In Salzedo’s advance material for this concert, he seemed to apologize for being “an incurable experimenter;” but he had no need to do so. Sitkovetsky wrote his arrangement for a contemporary chamber orchestra, while the members of the Albany Consort play historical instruments; and any listener capable of telling the difference would have easily recognized how Salzedo knew how to use his resources to better advantage. Those resources consisted of two first violins (Laura Rubinstein-Salzedo, daughter of Jonathan and Marion, and Rachel Hurwitz) and three second violins (Aaron Westman, Maxine Nemerovski, and David Wilson). All other instruments had a single performer: viola (Katherine Hagen), cello (Joyce Park), violone (Roy Whelden), organ (Rubinstein), and harpsichord (Salzedo).

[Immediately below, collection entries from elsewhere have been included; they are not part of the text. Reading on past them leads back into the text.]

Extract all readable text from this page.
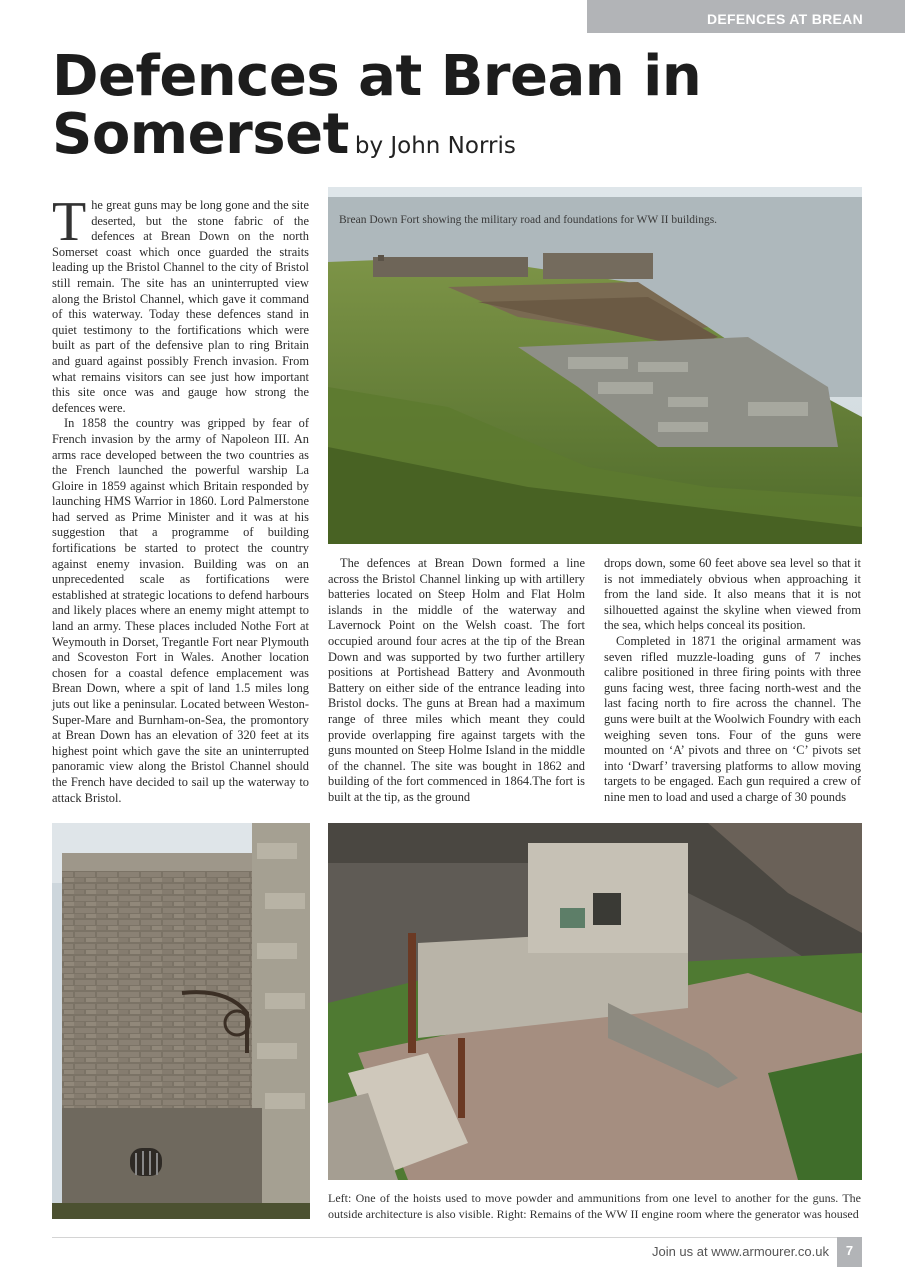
DEFENCES AT BREAN
Defences at Brean in Somerset by John Norris

The great guns may be long gone and the site deserted, but the stone fabric of the defences at Brean Down on the north Somerset coast which once guarded the straits leading up the Bristol Channel to the city of Bristol still remain. The site has an uninterrupted view along the Bristol Channel, which gave it command of this waterway. Today these defences stand in quiet testimony to the fortifications which were built as part of the defensive plan to ring Britain and guard against possibly French invasion. From what remains visitors can see just how important this site once was and gauge how strong the defences were.

In 1858 the country was gripped by fear of French invasion by the army of Napoleon III. An arms race developed between the two countries as the French launched the powerful warship La Gloire in 1859 against which Britain responded by launching HMS Warrior in 1860. Lord Palmerstone had served as Prime Minister and it was at his suggestion that a programme of building fortifications be started to protect the country against enemy invasion. Building was on an unprecedented scale as fortifications were established at strategic locations to defend harbours and likely places where an enemy might attempt to land an army. These places included Nothe Fort at Weymouth in Dorset, Tregantle Fort near Plymouth and Scoveston Fort in Wales. Another location chosen for a coastal defence emplacement was Brean Down, where a spit of land 1.5 miles long juts out like a peninsular. Located between Weston-Super-Mare and Burnham-on-Sea, the promontory at Brean Down has an elevation of 320 feet at its highest point which gave the site an uninterrupted panoramic view along the Bristol Channel should the French have decided to sail up the waterway to attack Bristol.

Brean Down Fort showing the military road and foundations for WW II buildings.

The defences at Brean Down formed a line across the Bristol Channel linking up with artillery batteries located on Steep Holm and Flat Holm islands in the middle of the waterway and Lavernock Point on the Welsh coast. The fort occupied around four acres at the tip of the Brean Down and was supported by two further artillery positions at Portishead Battery and Avonmouth Battery on either side of the entrance leading into Bristol docks. The guns at Brean had a maximum range of three miles which meant they could provide overlapping fire against targets with the guns mounted on Steep Holme Island in the middle of the channel. The site was bought in 1862 and building of the fort commenced in 1864.The fort is built at the tip, as the ground

drops down, some 60 feet above sea level so that it is not immediately obvious when approaching it from the land side. It also means that it is not silhouetted against the skyline when viewed from the sea, which helps conceal its position.

Completed in 1871 the original armament was seven rifled muzzle-loading guns of 7 inches calibre positioned in three firing points with three guns facing west, three facing north-west and the last facing north to fire across the channel. The guns were built at the Woolwich Foundry with each weighing seven tons. Four of the guns were mounted on ‘A’ pivots and three on ‘C’ pivots set into ‘Dwarf’ traversing platforms to allow moving targets to be engaged. Each gun required a crew of nine men to load and used a charge of 30 pounds

Left: One of the hoists used to move powder and ammunitions from one level to another for the guns. The outside architecture is also visible. Right: Remains of the WW II engine room where the generator was housed
Join us at www.armourer.co.uk	7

On the whole Salzedo had an excellent ear for realizing even the most keyboard-dependent passages for these instruments. There were times when I wondered whether Bach’s polyphony might have been better served by one-to-a-part playing; but, for the most part, Salzedo knew how to use ripieno sonorities to their best advantage. When single instruments were preferable, he knew when to draw upon them, even to the point of setting one of the variations as a “family trio.” Furthermore, because the duration of a Noontime Concerts performance is limited (and because the priest celebrating the noon Mass today has a habit of running late), Salzedo dropped all repeats, thus serving up what may be the briskest possible account of all of the variations.
Nevertheless, there were problems. The most noticeable of these involved intonation; but, to be fair, the altar space of Old Saint Mary’s Cathedral has serious acoustic problems. Even in intimate proximity, there is something about that space that sucks up the sound, almost to the point that a violinist might not even be able hear clearly what his/her stand partner is doing. This would also explain why some of the more rapid passages were overcome by excessively ragged articulation.

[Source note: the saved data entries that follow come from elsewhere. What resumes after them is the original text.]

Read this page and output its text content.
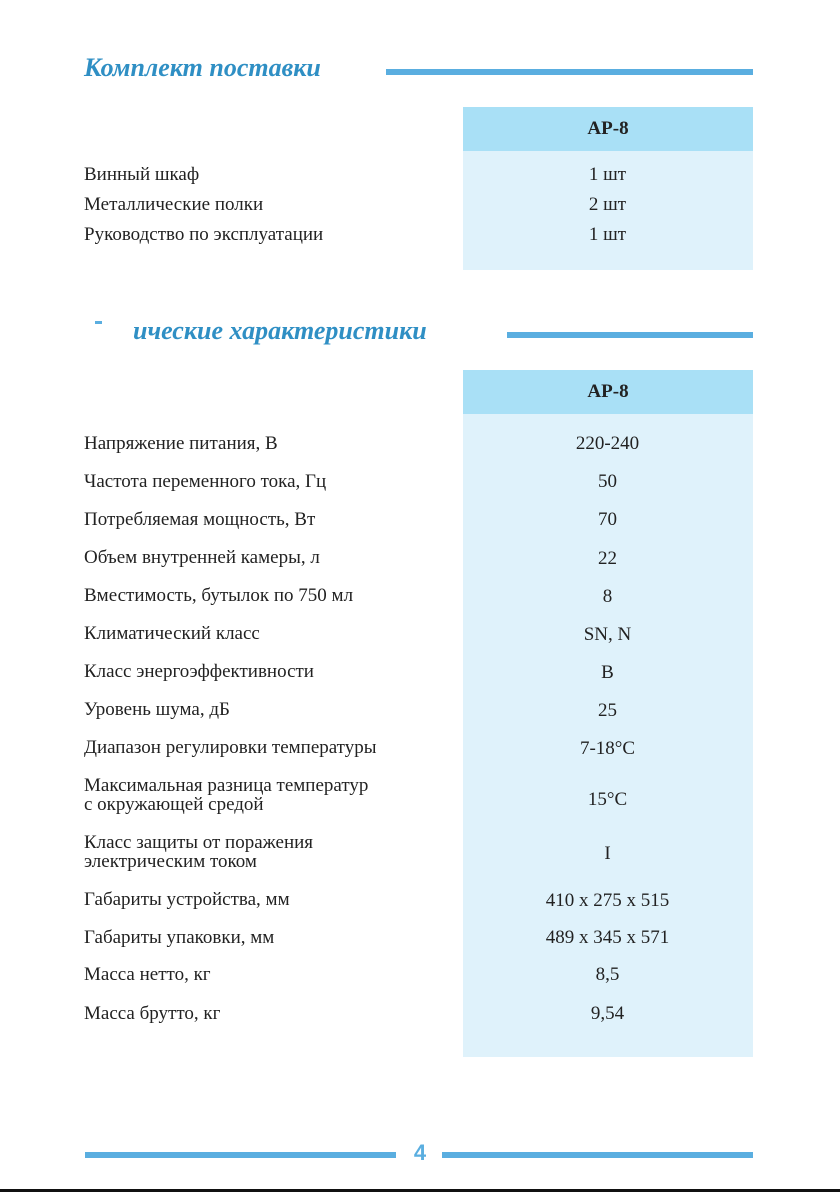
Комплект поставки
AP-8
Винный шкаф	1 шт
Металлические полки	2 шт
Руководство по эксплуатации	1 шт
ические характеристики
AP-8
Напряжение питания, В	220-240
Частота переменного тока, Гц	50
Потребляемая мощность, Вт	70
Объем внутренней камеры, л	22
Вместимость, бутылок по 750 мл	8
Климатический класс	SN, N
Класс энергоэффективности	B
Уровень шума, дБ	25
Диапазон регулировки температуры	7-18°C
Максимальная разница температур
с окружающей средой	15°C
Класс защиты от поражения
электрическим током	I
Габариты устройства, мм	410 х 275 х 515
Габариты упаковки, мм	489 х 345 х 571
Масса нетто, кг	8,5
Масса брутто, кг	9,54
4
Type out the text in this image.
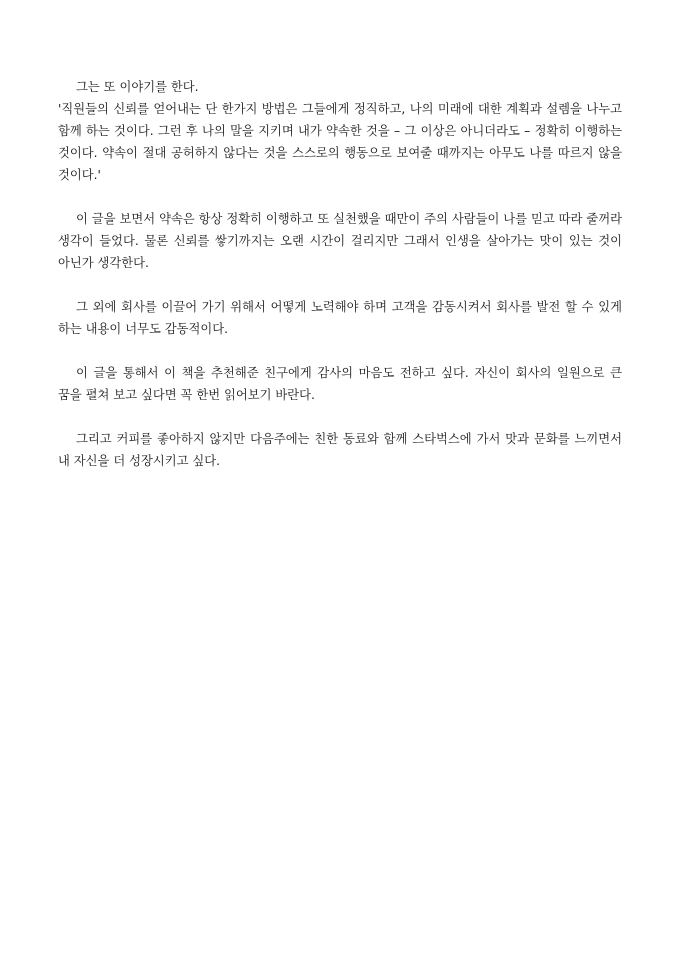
그는 또 이야기를 한다.

'직원들의 신뢰를 얻어내는 단 한가지 방법은 그들에게 정직하고, 나의 미래에 대한 계획과 설렘을 나누고 함께 하는 것이다. 그런 후 나의 말을 지키며 내가 약속한 것을 – 그 이상은 아니더라도 – 정확히 이행하는 것이다. 약속이 절대 공허하지 않다는 것을 스스로의 행동으로 보여줄 때까지는 아무도 나를 따르지 않을 것이다.'

이 글을 보면서 약속은 항상 정확히 이행하고 또 실천했을 때만이 주의 사람들이 나를 믿고 따라 줄꺼라 생각이 들었다. 물론 신뢰를 쌓기까지는 오랜 시간이 걸리지만 그래서 인생을 살아가는 맛이 있는 것이 아닌가 생각한다.

그 외에 회사를 이끌어 가기 위해서 어떻게 노력해야 하며 고객을 감동시켜서 회사를 발전 할 수 있게 하는 내용이 너무도 감동적이다.

이 글을 통해서 이 책을 추천해준 친구에게 감사의 마음도 전하고 싶다. 자신이 회사의 일원으로 큰 꿈을 펼쳐 보고 싶다면 꼭 한번 읽어보기 바란다.

그리고 커피를 좋아하지 않지만 다음주에는 친한 동료와 함께 스타벅스에 가서 맛과 문화를 느끼면서 내 자신을 더 성장시키고 싶다.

On the other hand, as I write this, I cannot recall if that last time that the Albany Consort came into the San Francisco city limits was also the last time they played for Noontime Concerts (which would have been nine years ago). The fact is that they deserve just as much attention as the many other early music groups in the Bay Area. Those who organize concerts might want to bear in mind that, where this group is concerned, the Peninsula and the East Bay should not be having most of the fun!